By the time I entered his 7th grade English class, I was quite familiar with "the gesture."  In this class Mr. Hall immediately singled out three students:  Suzanne Niedzwiecki, Keith Booke, and me.  I was quite flattered to be put in the same category as these two straight-A students, because I didn't have a clue by then that I might be a good student.  In fact, I kept thinking that he had made a mistake by including me in this group, and he would eventually figure it out.  Obviously, he knew something I didn't, and, amazingly, from that time on, I made the Honor Roll.  Thank you, Mr. Hall, for seeing ability I didn't know I had, and instilling confidence in me! 


It was also in this 7th grade English class that I learned how to diagram sentences and my writing improved immensely.  After 7th grade (I moved on to Japan by then), I started winning awards in school and being placed in advanced English classes for my writing ability, another talent I did not know I had.  Of course, this talent has carried me through college, graduate school, and makes my work as a psychotherapist much easier since I need to capture some very intense emotions and events at the end of each session with my clients.  I believe that these successes further gave me the confidence to excel in other subject areas.  And, unbeknownst to me until now, a great deal of that credit goes to Mr. Hall for singling me out in his 7th grade English class! 


When I returned to Lackland High School several years later as a Junior, it was like I had never even left.  Mr. Hall, from his post outside his classroom across the hall from the principal's office (I can still picture him there between classes), recognized me immediately as one of the "Beck girls," and welcomed me back to Lackland!  He made me feel so important, yet I knew he did this with all his students.  He used to even greet my younger sister, Pam, in the hallways, and he never even had her for a class!  Mr. Hall made us feel remembered and like we belonged somewhere, and for us military brats who moved as often as my family did, those feelings were invaluable!

Whether he knew it or not (and I don't think even I realized it until I was asked to write about him), Mr.

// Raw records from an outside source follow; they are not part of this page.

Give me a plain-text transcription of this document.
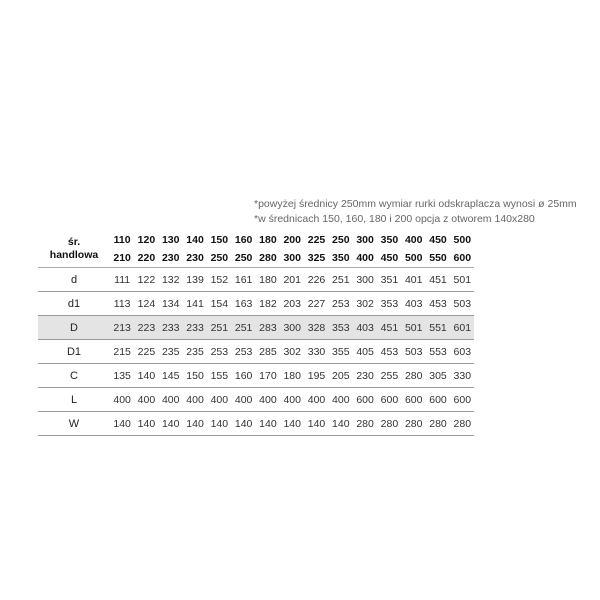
*powyżej średnicy 250mm wymiar rurki odskraplacza wynosi ø 25mm
*w średnicach 150, 160, 180 i 200 opcja z otworem 140x280
śr.
handlowa	110	120	130	140	150	160	180	200	225	250	300	350	400	450	500
	210	220	230	230	250	250	280	300	325	350	400	450	500	550	600
d	111	122	132	139	152	161	180	201	226	251	300	351	401	451	501
d1	113	124	134	141	154	163	182	203	227	253	302	353	403	453	503
D	213	223	233	233	251	251	283	300	328	353	403	451	501	551	601
D1	215	225	235	235	253	253	285	302	330	355	405	453	503	553	603
C	135	140	145	150	155	160	170	180	195	205	230	255	280	305	330
L	400	400	400	400	400	400	400	400	400	400	600	600	600	600	600
W	140	140	140	140	140	140	140	140	140	140	280	280	280	280	280
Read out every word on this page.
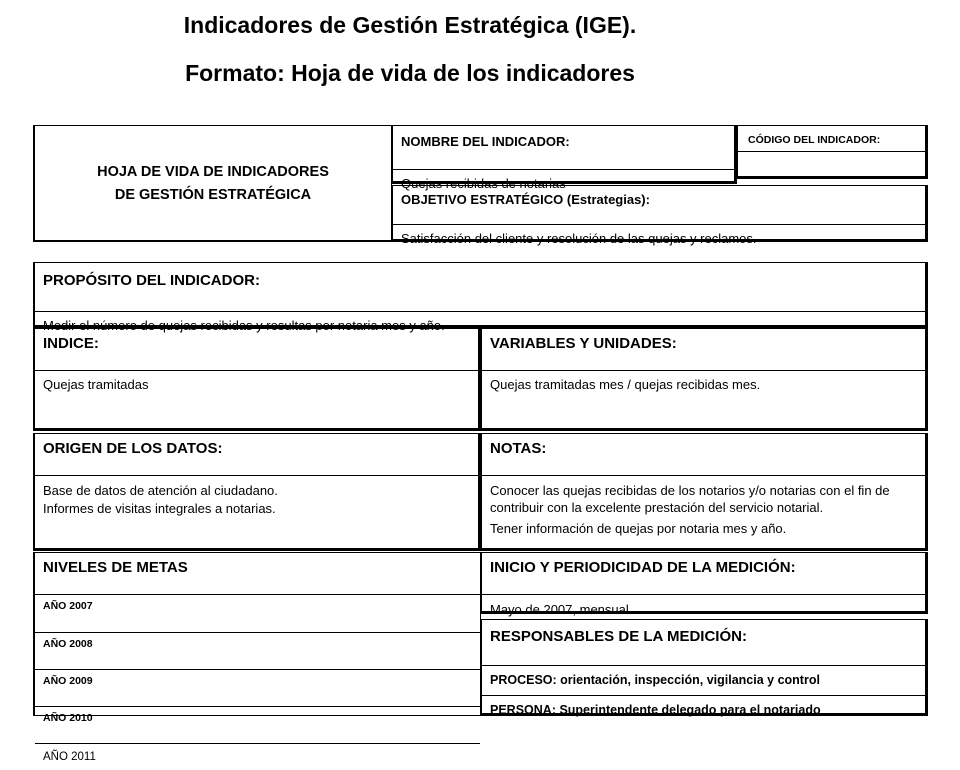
Indicadores de Gestión Estratégica (IGE).
Formato: Hoja de vida de los indicadores
HOJA DE VIDA DE INDICADORES
DE GESTIÓN ESTRATÉGICA
NOMBRE DEL INDICADOR:
Quejas recibidas de notarias
CÓDIGO DEL INDICADOR:
OBJETIVO ESTRATÉGICO (Estrategias):
Satisfacción del cliente y resolución de las quejas y reclamos.
PROPÓSITO DEL INDICADOR:
Medir el número de quejas recibidas y resultas por notaria mes y año.
INDICE:
Quejas tramitadas
VARIABLES Y UNIDADES:
Quejas tramitadas mes / quejas recibidas mes.
ORIGEN DE LOS DATOS:
Base de datos de atención al ciudadano.
Informes de visitas integrales a notarias.
NOTAS:
Conocer las quejas recibidas de los notarios y/o notarias con el fin de contribuir con la excelente prestación del servicio notarial.
Tener información de quejas por notaria mes y año.
NIVELES DE METAS
AÑO 2007
AÑO 2008
AÑO 2009
AÑO 2010
AÑO 2011
INICIO Y PERIODICIDAD DE LA MEDICIÓN:
Mayo de 2007, mensual
RESPONSABLES DE LA MEDICIÓN:
PROCESO: orientación, inspección, vigilancia y control
PERSONA: Superintendente delegado para el notariado
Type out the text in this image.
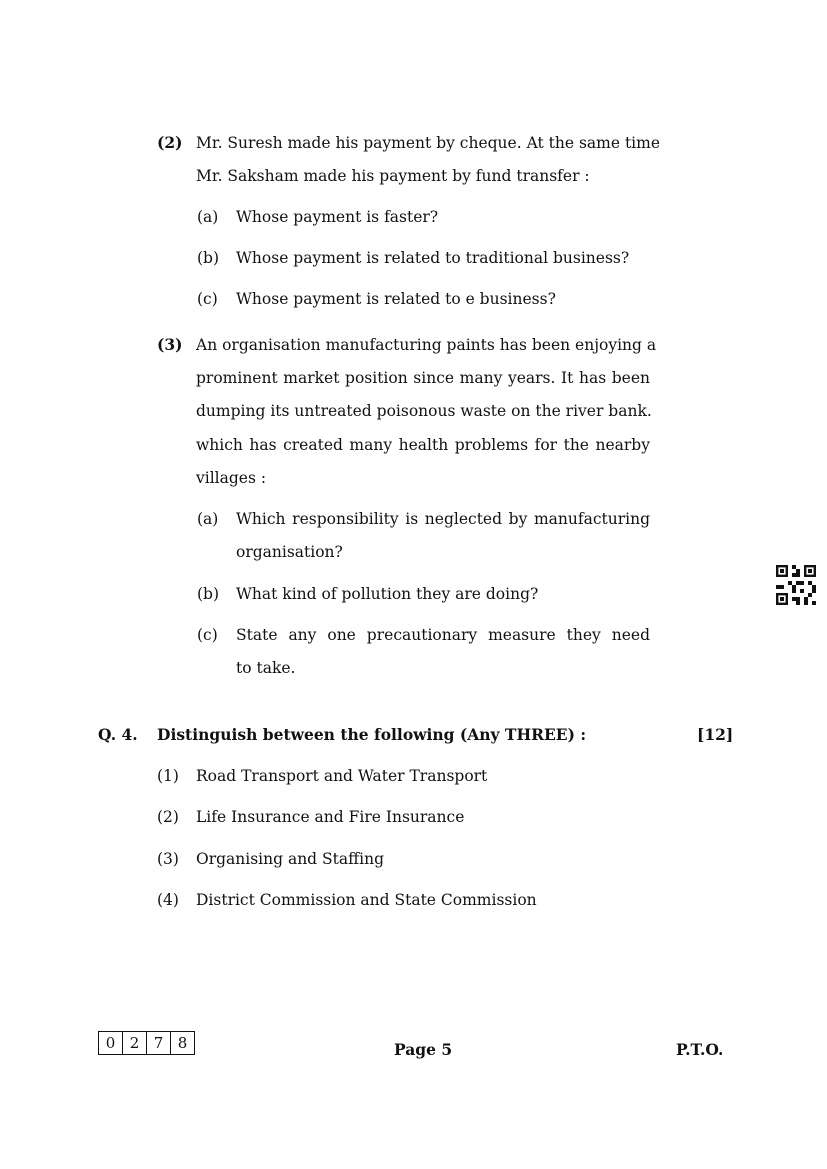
(2) Mr. Suresh made his payment by cheque. At the same time
Mr. Saksham made his payment by fund transfer :
(a) Whose payment is faster?
(b) Whose payment is related to traditional business?
(c) Whose payment is related to e business?
(3) An organisation manufacturing paints has been enjoying a
prominent market position since many years. It has been
dumping its untreated poisonous waste on the river bank.
which has created many health problems for the nearby
villages :
(a) Which responsibility is neglected by manufacturing
organisation?
(b) What kind of pollution they are doing?
(c) State any one precautionary measure they need
to take.
Q. 4. Distinguish between the following (Any THREE) :	[12]
(1) Road Transport and Water Transport
(2) Life Insurance and Fire Insurance
(3) Organising and Staffing
(4) District Commission and State Commission
0 2 7 8	Page 5	P.T.O.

Hall was a very positive role model for all of us who crossed his path.  His love and concern for all the students who roamed his halls was genuine and clearly evident (as adults, we all know how difficult it can sometimes be to appreciate teenagers)!  I'm sure his appreciation of me influenced my ability to enjoy adolescents and work effectively with them as a counselor.  My mentor once told me that I have "an amazing capacity to love," and I'd like to think that Mr. Hall was one of the first to model that trait for me, because it describes him "to a T."

WHAT I AM DOING NOW

Mr. Hall, thank you!  I thank you and my family thanks you for being a part of my life and influencing who I am today.  I have been married for almost 25 years to an amazing man. I have two incredible children, and a career that I dearly love that involves helping people.  Your influence lives on and you will never be forgotten!